ECLI:NL:RBNNE:2025:187

Rechtbank Noord-Nederland

Datum uitspraak
7 januari 2025
Publicatiedatum
21 januari 2025
Zaaknummer
LEE 23/5356
Instantie
Rechtbank Noord-Nederland
Type
Uitspraak
Rechtsgebied
Bestuursrecht
Procedures
  • Eerste aanleg - enkelvoudig
Vindplaatsen
  • Rechtspraak.nl
AI samenvatting door LexboostAutomatisch gegenereerd

Afwijzing Woo-verzoek in verband met AVG-verzoek inzake dossier minderjarige zoon

In deze uitspraak van de Rechtbank Noord-Nederland, gedaan op 7 januari 2025, wordt het beroep van eiser tegen de afwijzing van zijn verzoek op grond van de Wet open overheid (Woo) beoordeeld. Eiser had op 3 oktober 2022 een inzageverzoek ingediend op basis van de Algemene verordening gegevensbescherming (AVG) met betrekking tot het dossier van zijn zoon. De rechtbank oordeelt dat het college van B&W der gemeente Harlingen het Woo-verzoek van eiser terecht heeft afgewezen, omdat het verzoek in wezen een AVG-verzoek betreft. Eiser had op 8 mei 2023 een Woo-verzoek ingediend, maar het college stelde dat de opgevraagde informatie in de privésfeer ligt en dat er geen publiek belang is om deze informatie openbaar te maken. De zoon van eiser, die 16 jaar oud is, heeft expliciet aangegeven geen toestemming te geven voor het delen van zijn dossier met eiser.
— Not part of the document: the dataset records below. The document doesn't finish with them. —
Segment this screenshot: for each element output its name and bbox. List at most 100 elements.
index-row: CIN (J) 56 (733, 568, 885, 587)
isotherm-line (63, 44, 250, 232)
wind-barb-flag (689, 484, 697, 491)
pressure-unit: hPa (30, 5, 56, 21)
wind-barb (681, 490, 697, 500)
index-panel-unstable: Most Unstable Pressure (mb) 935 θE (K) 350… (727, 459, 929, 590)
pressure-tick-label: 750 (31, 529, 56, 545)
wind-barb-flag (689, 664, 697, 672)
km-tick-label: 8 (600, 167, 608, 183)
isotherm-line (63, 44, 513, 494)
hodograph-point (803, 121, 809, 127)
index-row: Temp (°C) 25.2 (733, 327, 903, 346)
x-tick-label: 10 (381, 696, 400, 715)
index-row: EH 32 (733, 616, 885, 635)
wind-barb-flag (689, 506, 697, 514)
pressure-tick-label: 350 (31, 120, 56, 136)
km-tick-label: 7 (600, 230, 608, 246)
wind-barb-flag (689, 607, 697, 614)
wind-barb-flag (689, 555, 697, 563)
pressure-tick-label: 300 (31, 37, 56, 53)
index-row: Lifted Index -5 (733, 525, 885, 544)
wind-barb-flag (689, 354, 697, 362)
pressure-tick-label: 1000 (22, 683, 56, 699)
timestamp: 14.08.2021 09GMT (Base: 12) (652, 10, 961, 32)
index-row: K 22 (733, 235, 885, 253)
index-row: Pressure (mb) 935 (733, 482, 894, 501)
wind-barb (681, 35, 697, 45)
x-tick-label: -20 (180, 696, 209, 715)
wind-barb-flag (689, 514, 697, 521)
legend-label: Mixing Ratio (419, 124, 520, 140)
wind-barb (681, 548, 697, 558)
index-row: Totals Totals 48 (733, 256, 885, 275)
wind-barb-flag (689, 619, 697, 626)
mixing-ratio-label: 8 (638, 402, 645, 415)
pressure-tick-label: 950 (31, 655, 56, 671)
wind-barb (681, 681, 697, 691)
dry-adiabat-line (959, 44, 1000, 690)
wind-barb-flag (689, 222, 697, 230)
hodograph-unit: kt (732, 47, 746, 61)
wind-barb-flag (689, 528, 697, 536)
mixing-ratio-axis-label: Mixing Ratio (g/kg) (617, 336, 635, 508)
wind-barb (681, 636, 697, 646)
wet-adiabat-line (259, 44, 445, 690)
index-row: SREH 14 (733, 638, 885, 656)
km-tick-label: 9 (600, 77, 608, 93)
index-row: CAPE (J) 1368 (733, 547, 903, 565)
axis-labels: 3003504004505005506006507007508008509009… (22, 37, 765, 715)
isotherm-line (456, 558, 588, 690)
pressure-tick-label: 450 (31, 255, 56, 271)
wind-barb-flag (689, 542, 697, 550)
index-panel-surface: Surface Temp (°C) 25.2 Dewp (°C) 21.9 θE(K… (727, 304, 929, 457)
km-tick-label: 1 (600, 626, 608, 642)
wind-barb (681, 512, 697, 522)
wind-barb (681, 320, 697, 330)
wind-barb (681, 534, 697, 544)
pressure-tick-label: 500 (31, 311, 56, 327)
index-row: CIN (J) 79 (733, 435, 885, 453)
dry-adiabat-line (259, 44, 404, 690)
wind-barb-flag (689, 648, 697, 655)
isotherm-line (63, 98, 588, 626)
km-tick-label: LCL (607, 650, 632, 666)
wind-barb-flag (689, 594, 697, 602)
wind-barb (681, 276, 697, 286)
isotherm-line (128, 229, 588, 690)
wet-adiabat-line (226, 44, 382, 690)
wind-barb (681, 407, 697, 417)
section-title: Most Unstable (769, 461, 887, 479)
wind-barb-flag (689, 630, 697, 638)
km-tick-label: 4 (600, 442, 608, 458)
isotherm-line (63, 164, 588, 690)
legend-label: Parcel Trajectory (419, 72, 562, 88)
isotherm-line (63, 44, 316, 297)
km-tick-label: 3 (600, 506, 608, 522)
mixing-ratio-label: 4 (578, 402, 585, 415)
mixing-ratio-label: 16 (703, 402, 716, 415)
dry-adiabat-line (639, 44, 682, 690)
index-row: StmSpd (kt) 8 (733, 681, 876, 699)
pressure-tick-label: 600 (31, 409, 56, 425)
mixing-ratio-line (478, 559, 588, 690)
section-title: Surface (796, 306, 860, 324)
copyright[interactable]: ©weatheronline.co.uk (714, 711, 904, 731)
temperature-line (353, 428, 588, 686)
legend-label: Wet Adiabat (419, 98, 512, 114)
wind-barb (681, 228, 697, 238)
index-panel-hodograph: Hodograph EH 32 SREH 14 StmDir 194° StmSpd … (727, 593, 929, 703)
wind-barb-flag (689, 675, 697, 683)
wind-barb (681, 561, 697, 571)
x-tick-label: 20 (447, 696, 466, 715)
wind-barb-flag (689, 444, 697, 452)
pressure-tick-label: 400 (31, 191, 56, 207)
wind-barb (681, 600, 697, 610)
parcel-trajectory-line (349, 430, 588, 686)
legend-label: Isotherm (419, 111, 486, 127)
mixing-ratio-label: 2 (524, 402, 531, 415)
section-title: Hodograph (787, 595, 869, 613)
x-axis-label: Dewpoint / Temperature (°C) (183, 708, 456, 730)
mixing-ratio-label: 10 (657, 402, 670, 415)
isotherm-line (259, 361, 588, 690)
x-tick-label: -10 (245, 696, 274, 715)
De rechtbank concludeert dat het college terecht heeft gesteld dat het verzoek niet kan worden ingewilligd, omdat de toestemming van de zoon vereist is. De rechtbank verklaart het beroep ongegrond, waardoor het bestreden besluit in stand blijft. Eiser krijgt geen griffierecht terug en ook geen vergoeding van proceskosten. De rechtbank wijst erop dat er een handreiking is gedaan door het college om in januari 2025 een gesprek te hebben over de jeugdzorg van de zoon.

Uitspraak

RECHTBANK NOORD-NEDERLAND
Zittingsplaats Leeuwarden
Bestuursrecht
zaaknummer: LEE 23/5356

uitspraak van de enkelvoudige kamer van 7 januari 2025 in de zaak tussen

[eiser] , uit [woonplaats] , eiser

(gemachtigde: mr. R. Tamourt),
en

college van B&W der gemeente Harlingen, het college

(gemachtigde: mr. H. Poelman).

Inleiding

1. In deze uitspraak beoordeelt de rechtbank het beroep van eiser tegen de afwijzing van zijn verzoek in het kader van de Wet open overheid (Woo).
1.1.
Het college heeft bij besluit van 30 mei 2023 het Woo-verzoek van eiser afgewezen. Met het bestreden besluit van 13 november 2023 op het bezwaar van eiser is het college bij dat besluit gebleven.
1.2.
Het college heeft op het beroep gereageerd met een verweerschrift.
1.3.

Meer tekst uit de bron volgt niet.